Il est six heures du matin quand le bus nous débarque sur l’avenue principale de Mancora. Tout est calme et le soleil n’est pas encore arrivé jusqu’ici. On a rencontré Mathilde et Thomas au terminal de Trujillo qui ont aussi fait le voyage en bus. Au moment de foulé le sol, on se retrouve tous les quatre happés par les rabatteurs d’auberges. Ils veulent absolument nous emmener dans l’auberge avec laquelle ils ont des arrangements. On décide de partir tous les quatre à pied jusqu’au Psygon Surf Camp dont on a lu beaucoup de bien sur internet. Ne connaissant pas le coin, on s’engouffre dans une ruelle sableuse et suivons les indications du GPS. Nous sommes bien vite rattrapés par un tuk-tuk qui nous déconseille de passer par là. Il nous propose de nous conduire à notre hostel pour quatre soles. On s’entasse à l’arrière en surveillant les gros sacs sur la partie extérieure. Une fois à destination, notre chauffeur sonne à la porte d’entrée et attend patiemment que le gérant arrive. Ils discutent dans leur coin (certainement de la commission qu’il obtiendra) et viennent tous les deux à notre rencontre. Nous aurons finalement une chambre de quatre lits pour un prix favorable.


L’auberge est grande et plutôt accueillante. Des hamacs sont crochés entre chaque poteau, des sièges confortables forment un coin lecture, une piscine et des chaises longues invitent à la farniente, un bar et son espace de vie rendent le coin festif. Il y a même un restaurant ouvert au publique. Le tout dans le sable. Les garçons décident de retourner récupérer quelques heures de sommeil que leur a confisqué Morphée pendant que Mathilde et moi allons marcher sur la plage. Bien que le soleil nous envoie des rayons timides, il nous fait cadeau de sa chaleur sans même avoir pointé le bout de son nez. On enlève quelques couches et on continue notre promenade en se racontant nos histoires de vie. Finalement le soleil se sera décidé à nous accompagner et voilà que tout le bord de mer est allumé. Cela fait maintenant deux heures que l’on traine les pieds sur le sable fin ; on décide d’aller voir où en sont nos marmottes. Pendant qu’ils se réveillent très tranquillement, nous partons au marché local acheter le petit-déjeuner. Les rues se sont animées en quelques heures, les marchands sont installés et attendent leurs premiers clients. Le marché s’étale sur une grande rue que nous aurons parcourue le plus lentement possible. C’est avec quelques fruits et du pain sous le bras que nous repartons en direction de l’auberge.

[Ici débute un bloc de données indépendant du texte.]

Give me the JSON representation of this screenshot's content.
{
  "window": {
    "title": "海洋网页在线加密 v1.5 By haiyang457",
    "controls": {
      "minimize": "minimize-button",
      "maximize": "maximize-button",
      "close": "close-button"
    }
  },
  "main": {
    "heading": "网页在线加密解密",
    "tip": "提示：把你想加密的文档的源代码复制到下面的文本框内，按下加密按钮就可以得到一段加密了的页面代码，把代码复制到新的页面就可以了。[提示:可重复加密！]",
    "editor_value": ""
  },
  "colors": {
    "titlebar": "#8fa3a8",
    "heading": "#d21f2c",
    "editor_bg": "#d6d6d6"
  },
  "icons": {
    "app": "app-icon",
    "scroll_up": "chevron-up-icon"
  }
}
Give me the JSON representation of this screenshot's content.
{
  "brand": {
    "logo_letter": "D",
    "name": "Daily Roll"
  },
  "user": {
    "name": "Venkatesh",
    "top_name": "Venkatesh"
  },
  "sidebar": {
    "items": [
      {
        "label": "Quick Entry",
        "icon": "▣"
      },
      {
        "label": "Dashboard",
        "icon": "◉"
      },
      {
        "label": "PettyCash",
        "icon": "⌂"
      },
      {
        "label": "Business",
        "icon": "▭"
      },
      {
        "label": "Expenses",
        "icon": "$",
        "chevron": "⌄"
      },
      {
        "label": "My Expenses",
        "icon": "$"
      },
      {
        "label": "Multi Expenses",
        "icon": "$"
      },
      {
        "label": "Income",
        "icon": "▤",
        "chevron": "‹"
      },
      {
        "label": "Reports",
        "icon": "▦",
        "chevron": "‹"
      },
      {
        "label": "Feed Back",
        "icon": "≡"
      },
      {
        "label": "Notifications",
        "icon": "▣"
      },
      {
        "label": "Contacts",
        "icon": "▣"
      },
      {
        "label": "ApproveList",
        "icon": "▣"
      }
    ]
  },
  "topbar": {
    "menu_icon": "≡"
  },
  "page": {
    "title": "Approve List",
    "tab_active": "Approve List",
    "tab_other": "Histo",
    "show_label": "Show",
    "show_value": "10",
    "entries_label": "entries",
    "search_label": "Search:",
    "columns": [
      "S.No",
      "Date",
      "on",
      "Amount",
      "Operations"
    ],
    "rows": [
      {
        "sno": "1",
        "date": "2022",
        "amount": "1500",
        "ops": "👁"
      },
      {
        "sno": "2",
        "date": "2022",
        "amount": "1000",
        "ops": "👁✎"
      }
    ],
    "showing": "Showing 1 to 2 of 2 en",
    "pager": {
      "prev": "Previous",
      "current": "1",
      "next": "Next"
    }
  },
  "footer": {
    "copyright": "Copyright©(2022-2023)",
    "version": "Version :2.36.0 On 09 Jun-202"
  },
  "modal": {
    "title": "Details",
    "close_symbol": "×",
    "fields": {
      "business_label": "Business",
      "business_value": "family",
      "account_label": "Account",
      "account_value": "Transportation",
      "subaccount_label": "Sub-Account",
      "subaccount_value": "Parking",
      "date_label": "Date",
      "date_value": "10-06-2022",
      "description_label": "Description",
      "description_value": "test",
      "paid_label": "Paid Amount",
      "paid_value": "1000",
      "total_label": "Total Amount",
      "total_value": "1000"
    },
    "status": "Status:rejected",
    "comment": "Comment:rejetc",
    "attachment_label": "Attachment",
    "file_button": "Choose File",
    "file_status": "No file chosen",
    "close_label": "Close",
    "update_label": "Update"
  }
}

La journée sera calme. L’océan n’est qu’à trente secondes à pieds de notre hébergement ; on met les maillots de bain et on court se jeter dans les grosses vagues (j’avoue y avoir couru un peu moins vite que Xavier). Le courant est fort et les vagues sont hautes. L’appréhension me laisse sur la rive mais Xavier me tire en avant. Je serai bientôt engloutie par les eaux salées. Une fois que la mer m’aura bouché les deux oreilles, piqué les deux yeux et fait boire la tasse plusieurs fois, je sors de l’eau pour regarder Xavier se faire avaler par ces vagues immenses. Il me rejoint pour une promenade sur la plage jusqu’au centre balnéaire touristique. On y découvre plusieurs restaurants attrayants, des écoles de surf, des agences de tourisme et plein de petits magasins en tout genre vendant principalement des maillots de bain. On se laisse aller à zyeuter les publicités, à lire les cartes des plats dont les prix nous feront fuir, à fouiller parmi les habits sans trop de tissu. On salue la dame qui vend des riz au lait fait maison tout en se disant qu’on y reviendra un peu plus tard quand la faim sera là. On continue notre promenade en passant devant des artisans proposant des bracelets, colliers, boucles d’oreille et j’en passe. C’est toujours un travail qu’on a plaisir à regarder non seulement à cause de l’originalité et la créativité dont ils font preuve mais surtout par la qualité de ce qu’ils proposent.

On passe ensuite toute une série d’agences de tourisme dans lesquelles on profite d’aller chercher quelques informations sur un éventuel tour dans les mangroves au nord du pays près de Puerto Pizarro. On entend toutes sortes de prix et on prendra le temps de réfléchir avant de réserver quoi que ce soit. Il est vrai que d’habitude on essaie de faire un maximum de choses par nous-mêmes et il aurait été agréable de partir à l’aventure dans ces petits ports de pêcheurs bien authentiques. Mais voilà, le temps nous presse. Notre avion part de Quito en Equateur le premier décembre et il nous faut compter les jours de déplacement. On mise alors sur l’économie de temps et prendrons un tour organisé pour visiter cette région.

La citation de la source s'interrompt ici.